Chi, prima ancora di me, avrebbe diritto di protestare contro questa nuova requisitoria, è proprio il mite somarello, dell’Intermezzo carducciano, la cui malinconica riflessione sulla decadenza dell’umano idealismo fu incisa, come epigrafe, in testa allo scritto che precede. Mi sia lecito — come compagno di sesso e di battiture — interpretarne il pensiero.

— Sì, è vero — raglierebbe, se potesse, l’asino dell’ortolano, che in verità sarebbe un poco sorpreso di vedersi trasformato in un così fervente feminista. — Io ho mandato l’idealismo umano ad affogarsi, e, nella mia asinina rozzezza, gli indicavo anche il sito: quel sito che voi, signora, per gentile senso di decenza, vi fate scrupolo di nominare. Sì, io mandai l’idealismo umano ad immolarsi sull’ara, chiamiamola così, della dea cloacina. Ma il caso, che mi strappò quella interiezione, era un tantino diverso.

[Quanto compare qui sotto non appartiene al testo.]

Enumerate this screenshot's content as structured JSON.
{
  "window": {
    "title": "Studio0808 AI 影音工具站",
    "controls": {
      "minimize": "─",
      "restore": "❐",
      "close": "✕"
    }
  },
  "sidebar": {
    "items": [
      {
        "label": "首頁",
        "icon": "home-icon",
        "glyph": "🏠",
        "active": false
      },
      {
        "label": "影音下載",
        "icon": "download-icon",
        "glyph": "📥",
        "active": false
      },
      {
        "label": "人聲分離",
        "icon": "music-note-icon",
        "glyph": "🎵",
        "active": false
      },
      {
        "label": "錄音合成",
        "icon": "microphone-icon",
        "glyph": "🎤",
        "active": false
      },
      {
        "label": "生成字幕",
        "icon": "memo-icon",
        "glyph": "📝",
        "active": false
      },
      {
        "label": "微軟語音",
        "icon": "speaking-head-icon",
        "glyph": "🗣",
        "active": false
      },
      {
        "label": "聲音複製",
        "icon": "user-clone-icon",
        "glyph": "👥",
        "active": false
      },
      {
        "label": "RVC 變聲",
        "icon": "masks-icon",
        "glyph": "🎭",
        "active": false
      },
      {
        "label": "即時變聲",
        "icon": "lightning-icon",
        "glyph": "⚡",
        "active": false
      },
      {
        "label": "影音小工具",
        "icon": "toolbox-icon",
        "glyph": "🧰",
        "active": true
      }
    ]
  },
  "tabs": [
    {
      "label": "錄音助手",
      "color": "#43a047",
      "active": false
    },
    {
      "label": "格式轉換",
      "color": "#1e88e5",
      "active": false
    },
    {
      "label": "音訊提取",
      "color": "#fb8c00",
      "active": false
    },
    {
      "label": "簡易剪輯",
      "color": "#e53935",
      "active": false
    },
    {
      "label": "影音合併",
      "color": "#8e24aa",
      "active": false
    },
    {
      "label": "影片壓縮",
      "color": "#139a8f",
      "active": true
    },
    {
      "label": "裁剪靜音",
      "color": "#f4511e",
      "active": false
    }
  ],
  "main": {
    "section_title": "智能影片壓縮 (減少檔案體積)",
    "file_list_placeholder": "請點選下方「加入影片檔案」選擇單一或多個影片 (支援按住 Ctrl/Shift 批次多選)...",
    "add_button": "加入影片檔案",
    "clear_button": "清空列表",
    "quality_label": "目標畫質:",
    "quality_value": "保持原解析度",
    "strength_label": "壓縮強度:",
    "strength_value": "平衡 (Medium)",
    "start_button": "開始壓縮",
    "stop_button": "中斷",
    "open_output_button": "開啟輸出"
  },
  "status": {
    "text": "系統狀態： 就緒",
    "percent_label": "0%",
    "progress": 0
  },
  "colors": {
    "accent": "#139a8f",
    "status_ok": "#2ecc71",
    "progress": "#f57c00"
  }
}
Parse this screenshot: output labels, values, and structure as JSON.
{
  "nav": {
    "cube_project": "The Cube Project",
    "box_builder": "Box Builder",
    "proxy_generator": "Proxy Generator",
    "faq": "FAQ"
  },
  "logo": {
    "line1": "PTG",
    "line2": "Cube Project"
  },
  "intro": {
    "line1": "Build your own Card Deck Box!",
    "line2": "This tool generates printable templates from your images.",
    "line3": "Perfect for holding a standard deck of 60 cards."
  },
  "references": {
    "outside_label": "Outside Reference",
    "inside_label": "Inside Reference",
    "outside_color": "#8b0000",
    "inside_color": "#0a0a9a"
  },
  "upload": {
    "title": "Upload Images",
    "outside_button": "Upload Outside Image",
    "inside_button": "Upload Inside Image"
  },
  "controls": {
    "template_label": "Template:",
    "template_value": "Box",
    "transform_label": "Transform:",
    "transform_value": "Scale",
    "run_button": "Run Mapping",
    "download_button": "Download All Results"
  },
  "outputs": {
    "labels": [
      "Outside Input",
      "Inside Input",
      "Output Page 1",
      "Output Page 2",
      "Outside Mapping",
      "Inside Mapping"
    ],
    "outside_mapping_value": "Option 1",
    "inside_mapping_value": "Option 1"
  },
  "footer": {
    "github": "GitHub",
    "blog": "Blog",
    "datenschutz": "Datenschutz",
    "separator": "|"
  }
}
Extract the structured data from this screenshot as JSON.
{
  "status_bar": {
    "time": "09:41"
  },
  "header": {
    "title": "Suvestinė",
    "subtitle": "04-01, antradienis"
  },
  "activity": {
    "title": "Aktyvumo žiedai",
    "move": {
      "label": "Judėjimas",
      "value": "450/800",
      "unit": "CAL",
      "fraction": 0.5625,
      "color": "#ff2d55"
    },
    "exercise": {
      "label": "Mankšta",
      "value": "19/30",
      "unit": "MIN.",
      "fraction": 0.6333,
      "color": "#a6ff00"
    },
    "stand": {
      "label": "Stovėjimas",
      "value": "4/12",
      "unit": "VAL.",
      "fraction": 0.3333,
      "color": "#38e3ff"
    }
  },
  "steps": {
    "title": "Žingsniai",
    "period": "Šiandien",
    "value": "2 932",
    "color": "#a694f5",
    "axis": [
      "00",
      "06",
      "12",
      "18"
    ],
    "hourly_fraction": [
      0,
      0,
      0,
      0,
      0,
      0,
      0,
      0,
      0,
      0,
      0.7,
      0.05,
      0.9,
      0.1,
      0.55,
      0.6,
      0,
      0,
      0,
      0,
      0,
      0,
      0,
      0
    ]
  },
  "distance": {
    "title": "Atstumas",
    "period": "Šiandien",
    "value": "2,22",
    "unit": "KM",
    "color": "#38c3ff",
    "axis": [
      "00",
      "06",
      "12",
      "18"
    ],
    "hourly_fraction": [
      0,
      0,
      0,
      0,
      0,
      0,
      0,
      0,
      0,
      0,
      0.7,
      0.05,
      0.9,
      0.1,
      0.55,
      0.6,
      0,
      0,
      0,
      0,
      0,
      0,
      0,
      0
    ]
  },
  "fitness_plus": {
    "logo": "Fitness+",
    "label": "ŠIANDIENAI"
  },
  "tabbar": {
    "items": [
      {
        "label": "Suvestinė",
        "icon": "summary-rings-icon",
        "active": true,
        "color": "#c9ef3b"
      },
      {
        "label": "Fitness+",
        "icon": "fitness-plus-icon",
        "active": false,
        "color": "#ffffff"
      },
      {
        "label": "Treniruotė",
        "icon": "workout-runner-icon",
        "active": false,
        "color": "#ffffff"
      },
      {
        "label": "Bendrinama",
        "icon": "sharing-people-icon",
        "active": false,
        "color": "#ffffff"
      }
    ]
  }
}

Io sono — proseguirebbe — come ogni somaro che si rispetta, un perfetto analfabeta, e, quando ragliavo così, nessuno ancora sognava che agli analfabeti pari miei dovesse estendersi il diritto di voto. Sono dunque perfettamente consapevole della mia somaraggine. Ma, in verità, voi mi avete fatto diventare.... più asino del vero.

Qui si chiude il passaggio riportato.